Stay awhile. Don’t go just yet.
The sirens are roaming the streets,
the stabbing youths are out in packs,
there’s mayhem in the tea-leaves.

You were about to leave, unsure of your host, until his dark humour persuades you otherwise; that and some powerful sensual incentives:

I have a Bordeaux you’ll like,
let’s open it. (I’ve a second bottle, too.)
And a goat’s cheese to fast for,
also a blue from the Vale of Cashel.

If food is foreplay here, the ‘civil war’ erupting on the streets outside acts as a comic frightener, pushing you into his embrace: ‘Hear that — wasn’t it a gunshot?’ Grant (or is it Tony Curtis parodying Cary Grant?) has got you. But who cares? Cary Grant is Cary Grant, and with all that anarchy out there, you are better off indoors. The end-of-the-world seduction he practices is wild but Catch-A-Thief elegant.

You might start a Sweeney poem with a joke, or a caress. Often, you begin in all innocence, but you never end that way. Take ‘Black Beams,’ which starts off as a straight-laced library tour? and finishes somewhere else entirely, with a close up of a computer monitor on which a young woman is

instant-messaging her lover
who’s undressed her,
and is pouring honey on her,
and she’s writing This is crazy, but go on!

So where are you?

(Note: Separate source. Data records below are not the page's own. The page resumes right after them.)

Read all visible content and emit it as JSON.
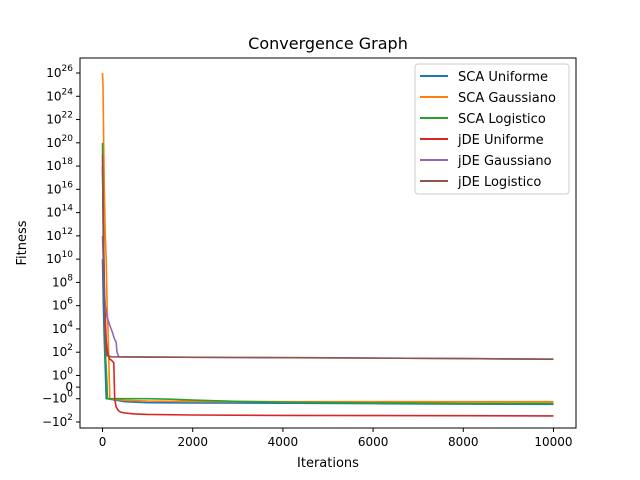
{
  "chart_data": {
    "type": "line",
    "title": "Convergence Graph",
    "xlabel": "Iterations",
    "ylabel": "Fitness",
    "yscale": "symlog",
    "xlim": [
      -500,
      10500
    ],
    "x_ticks": [
      0,
      2000,
      4000,
      6000,
      8000,
      10000
    ],
    "x_tick_labels": [
      "0",
      "2000",
      "4000",
      "6000",
      "8000",
      "10000"
    ],
    "y_ticks": [
      {
        "value": -100,
        "base": "−",
        "mant": "10",
        "exp": "2"
      },
      {
        "value": -1,
        "base": "−",
        "mant": "10",
        "exp": "0"
      },
      {
        "value": 0,
        "base": "",
        "mant": "0",
        "exp": ""
      },
      {
        "value": 1,
        "base": "",
        "mant": "10",
        "exp": "0"
      },
      {
        "value": 100,
        "base": "",
        "mant": "10",
        "exp": "2"
      },
      {
        "value": 10000.0,
        "base": "",
        "mant": "10",
        "exp": "4"
      },
      {
        "value": 1000000.0,
        "base": "",
        "mant": "10",
        "exp": "6"
      },
      {
        "value": 100000000.0,
        "base": "",
        "mant": "10",
        "exp": "8"
      },
      {
        "value": 10000000000.0,
        "base": "",
        "mant": "10",
        "exp": "10"
      },
      {
        "value": 1000000000000.0,
        "base": "",
        "mant": "10",
        "exp": "12"
      },
      {
        "value": 100000000000000.0,
        "base": "",
        "mant": "10",
        "exp": "14"
      },
      {
        "value": 1e+16,
        "base": "",
        "mant": "10",
        "exp": "16"
      },
      {
        "value": 1e+18,
        "base": "",
        "mant": "10",
        "exp": "18"
      },
      {
        "value": 1e+20,
        "base": "",
        "mant": "10",
        "exp": "20"
      },
      {
        "value": 1e+22,
        "base": "",
        "mant": "10",
        "exp": "22"
      },
      {
        "value": 1e+24,
        "base": "",
        "mant": "10",
        "exp": "24"
      },
      {
        "value": 1e+26,
        "base": "",
        "mant": "10",
        "exp": "26"
      }
    ],
    "legend_position": "top-right",
    "grid": false,
    "series": [
      {
        "name": "SCA Uniforme",
        "color": "#1f77b4",
        "points": [
          [
            0,
            10000000000.0
          ],
          [
            20,
            1000000.0
          ],
          [
            40,
            1000.0
          ],
          [
            60,
            3
          ],
          [
            80,
            -1
          ],
          [
            100,
            -1
          ],
          [
            500,
            -1.8
          ],
          [
            1000,
            -2.2
          ],
          [
            2000,
            -2.3
          ],
          [
            4000,
            -2.4
          ],
          [
            6000,
            -2.6
          ],
          [
            8000,
            -2.9
          ],
          [
            10000,
            -3
          ]
        ]
      },
      {
        "name": "SCA Gaussiano",
        "color": "#ff7f0e",
        "points": [
          [
            0,
            1e+26
          ],
          [
            10,
            1e+25
          ],
          [
            25,
            1e+20
          ],
          [
            40,
            1e+16
          ],
          [
            60,
            1000000000000.0
          ],
          [
            80,
            10000000000.0
          ],
          [
            100,
            1000000.0
          ],
          [
            120,
            10000.0
          ],
          [
            140,
            10
          ],
          [
            160,
            -1
          ],
          [
            500,
            -1.4
          ],
          [
            1000,
            -1.6
          ],
          [
            2000,
            -1.7
          ],
          [
            4000,
            -1.8
          ],
          [
            6000,
            -1.8
          ],
          [
            8000,
            -1.8
          ],
          [
            10000,
            -1.8
          ]
        ]
      },
      {
        "name": "SCA Logistico",
        "color": "#2ca02c",
        "points": [
          [
            0,
            1e+20
          ],
          [
            15,
            1000000000000000.0
          ],
          [
            30,
            10000000000.0
          ],
          [
            50,
            10000.0
          ],
          [
            70,
            30
          ],
          [
            90,
            1
          ],
          [
            110,
            -1
          ],
          [
            500,
            -1
          ],
          [
            1000,
            -1
          ],
          [
            1500,
            -1.1
          ],
          [
            2000,
            -1.3
          ],
          [
            3000,
            -1.7
          ],
          [
            4000,
            -2
          ],
          [
            6000,
            -2.3
          ],
          [
            8000,
            -2.5
          ],
          [
            10000,
            -2.5
          ]
        ]
      },
      {
        "name": "jDE Uniforme",
        "color": "#d62728",
        "points": [
          [
            0,
            1e+18
          ],
          [
            20,
            1000000000000.0
          ],
          [
            40,
            100000000.0
          ],
          [
            60,
            100000.0
          ],
          [
            80,
            1000.0
          ],
          [
            100,
            200
          ],
          [
            130,
            50
          ],
          [
            160,
            25
          ],
          [
            200,
            20
          ],
          [
            230,
            15
          ],
          [
            250,
            12
          ],
          [
            270,
            -1
          ],
          [
            300,
            -5
          ],
          [
            350,
            -10
          ],
          [
            400,
            -14
          ],
          [
            500,
            -17
          ],
          [
            700,
            -20
          ],
          [
            1000,
            -22
          ],
          [
            2000,
            -25
          ],
          [
            4000,
            -27
          ],
          [
            6000,
            -28
          ],
          [
            8000,
            -29
          ],
          [
            10000,
            -30
          ]
        ]
      },
      {
        "name": "jDE Gaussiano",
        "color": "#9467bd",
        "points": [
          [
            0,
            1000000000000.0
          ],
          [
            30,
            100000000.0
          ],
          [
            60,
            1000000.0
          ],
          [
            80,
            300000.0
          ],
          [
            100,
            100000.0
          ],
          [
            130,
            50000.0
          ],
          [
            160,
            20000.0
          ],
          [
            190,
            10000.0
          ],
          [
            220,
            5000.0
          ],
          [
            250,
            2000.0
          ],
          [
            280,
            1000.0
          ],
          [
            300,
            800
          ],
          [
            320,
            100
          ],
          [
            360,
            40
          ],
          [
            1000,
            38
          ],
          [
            3000,
            35
          ],
          [
            5000,
            33
          ],
          [
            8000,
            28
          ],
          [
            10000,
            25
          ]
        ]
      },
      {
        "name": "jDE Logistico",
        "color": "#8c564b",
        "points": [
          [
            0,
            1e+19
          ],
          [
            15,
            1000000000000.0
          ],
          [
            30,
            100000000.0
          ],
          [
            45,
            100000.0
          ],
          [
            60,
            1000.0
          ],
          [
            80,
            100
          ],
          [
            100,
            50
          ],
          [
            200,
            40
          ],
          [
            1000,
            38
          ],
          [
            3000,
            35
          ],
          [
            5000,
            33
          ],
          [
            8000,
            28
          ],
          [
            10000,
            25
          ]
        ]
      }
    ]
  }
}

In a state of erotic shock, that’s where. The library has melted away and you’re on your own with one of Sweeney’s seducers, even though you swore you wouldn’t stay this long. This time, you’re lucky: there isn’t a gun to your head. It could all so easily have been different, and in the next few seconds it might be. Death and chaos or ‘tiny red flowers’? Who knows? But don’t worry, he won’t keep you forever. He doesn’t have to. He knows that you’ll be back of your own accord. Look! The key’s under the mat. It’s left and down the stairs. The bottle’s open and the wine’s relaxed and waiting. And no, that isn’t a shadow among the blue shadows in the corner of the room. You must keep still. Don’t turn round just yet. Don’t even breathe. He’s close, so very close behind you.